Mar 30, 2017

Inmate charged with severely beating imprisoned cult leader Victor Barnard, causing brain damage

Victor Barnard
The onetime cult leader in prison for raping girls suffered brain and lung injuries, broken bones.


Paul Walsh
Minneapolis Star Tribune
MARCH 30, 2017

Victor Barnard, the onetime religious cult leader serving a 30-year term for sexually assaulting two girls from among his followers, was severely beaten in his prison cell in east-central Minnesota in early January by another inmate who said the attack was divinely inspired, according to charges filed Thursday.

Violent career criminal Shane M. Kringen, 44, was charged with first-degree assault in Chisago County District Court in connection with the Jan. 8 attack.

When authorities led Kringen from that area of the prison, he explained that he "was doing God's work," the charging document read.

One of Barnard's attorneys, Marsh Halberg, said Barnard is now at another prison and still has difficulties from the assault.

"My law partner Dave Risk and I went to visit Mr. Barnard recently at Oak Park Heights," Halberg said. "He did not recognize us and called us by other names. ... He had no memory of the months held in custody in Pine County [jail] and had hearing and vision problems when trying to communicate with us."

Halberg said Barnard now resides in the medical wing, which is separate from the traditional prison section.

Injuries include collapsed lung

According to the criminal complaint:

Video from inside the Rush City prison showed Kringen enter the 55-year-old Barnard's cell shortly after Barnard went in. Kringen left about a minute later.

A corrections officer went in during a security check and found Barnard bleeding. He was taken to Regions Hospital in St. Paul with broken bones in his face, rib fractures, facial cuts, traumatic brain injury, a collapsed lung and respiratory failure.

On Jan. 24, Kringen was read his rights by an investigator and declined to give a statement. A week later, prison officials confiscated a letter Kringen had written that acknowledged attacking Barnard. It said he stopped once Barnard was unconscious.

Barnard and his followers moved from the Twin Cities to rural Pine County in the 1990s to establish their own "utopia" — a self-sufficient community where members raised their own food, sewed their own clothes and funded the operation with a string of local businesses.

Barnard coaxed families in the River Road Fellowship to send their daughters to him, promising that the "maidens" would live lives of prayer and purity. Years later, the two girls turned to Pine County authorities for help.

Inmate's violent history

Kringen, whose last address outside of prison was in Crookston, has been in trouble with the law for violent offenses for virtually his entire life, including in western Wisconsin. His most serious convictions in Minnesota have been for third-degree criminal sexual conduct, numerous acts of assault, burglary, drug possession, criminal property damage and drunken driving.

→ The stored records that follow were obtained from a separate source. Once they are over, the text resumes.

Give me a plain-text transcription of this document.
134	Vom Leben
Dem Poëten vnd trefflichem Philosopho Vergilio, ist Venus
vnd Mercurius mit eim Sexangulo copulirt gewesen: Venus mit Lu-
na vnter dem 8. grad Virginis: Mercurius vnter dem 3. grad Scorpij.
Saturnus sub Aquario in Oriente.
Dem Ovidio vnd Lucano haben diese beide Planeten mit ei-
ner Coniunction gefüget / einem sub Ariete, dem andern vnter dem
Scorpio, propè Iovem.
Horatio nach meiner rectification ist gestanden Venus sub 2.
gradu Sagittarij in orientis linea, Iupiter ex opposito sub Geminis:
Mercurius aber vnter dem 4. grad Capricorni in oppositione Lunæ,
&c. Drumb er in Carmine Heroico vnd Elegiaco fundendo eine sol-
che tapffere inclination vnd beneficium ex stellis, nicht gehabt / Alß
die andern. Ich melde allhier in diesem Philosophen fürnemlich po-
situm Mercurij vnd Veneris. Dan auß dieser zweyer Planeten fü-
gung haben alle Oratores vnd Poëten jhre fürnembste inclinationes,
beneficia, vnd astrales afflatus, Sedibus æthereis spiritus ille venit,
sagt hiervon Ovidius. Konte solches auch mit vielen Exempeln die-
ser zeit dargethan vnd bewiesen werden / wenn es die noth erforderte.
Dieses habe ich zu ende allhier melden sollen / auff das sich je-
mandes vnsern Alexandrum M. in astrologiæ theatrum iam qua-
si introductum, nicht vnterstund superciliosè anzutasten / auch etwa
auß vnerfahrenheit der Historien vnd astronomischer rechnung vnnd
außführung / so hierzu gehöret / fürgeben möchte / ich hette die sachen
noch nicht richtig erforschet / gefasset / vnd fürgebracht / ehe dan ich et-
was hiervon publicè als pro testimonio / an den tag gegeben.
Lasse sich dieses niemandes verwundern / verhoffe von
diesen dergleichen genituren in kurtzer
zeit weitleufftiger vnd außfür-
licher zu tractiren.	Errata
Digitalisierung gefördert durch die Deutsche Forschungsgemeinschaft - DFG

He's currently incarcerated on convictions in Polk County for drug possession and witness tampering. Corrections records currently list his release date as Aug. 7, 2019, but a conviction for assaulting Barnard would change that.

In neighboring Wisconsin in August 2010, Kringen led St. Croix County sheriff's deputies on a high-speed chase from Hammond toward Hudson. He rammed county squad cars before he fled on foot and was apprehended by a K-9 officer. He was convicted and given a sentence of more than 10 years.

In 2001, he was convicted of assaulting a law enforcement officer in St. Croix County and given a five-year term.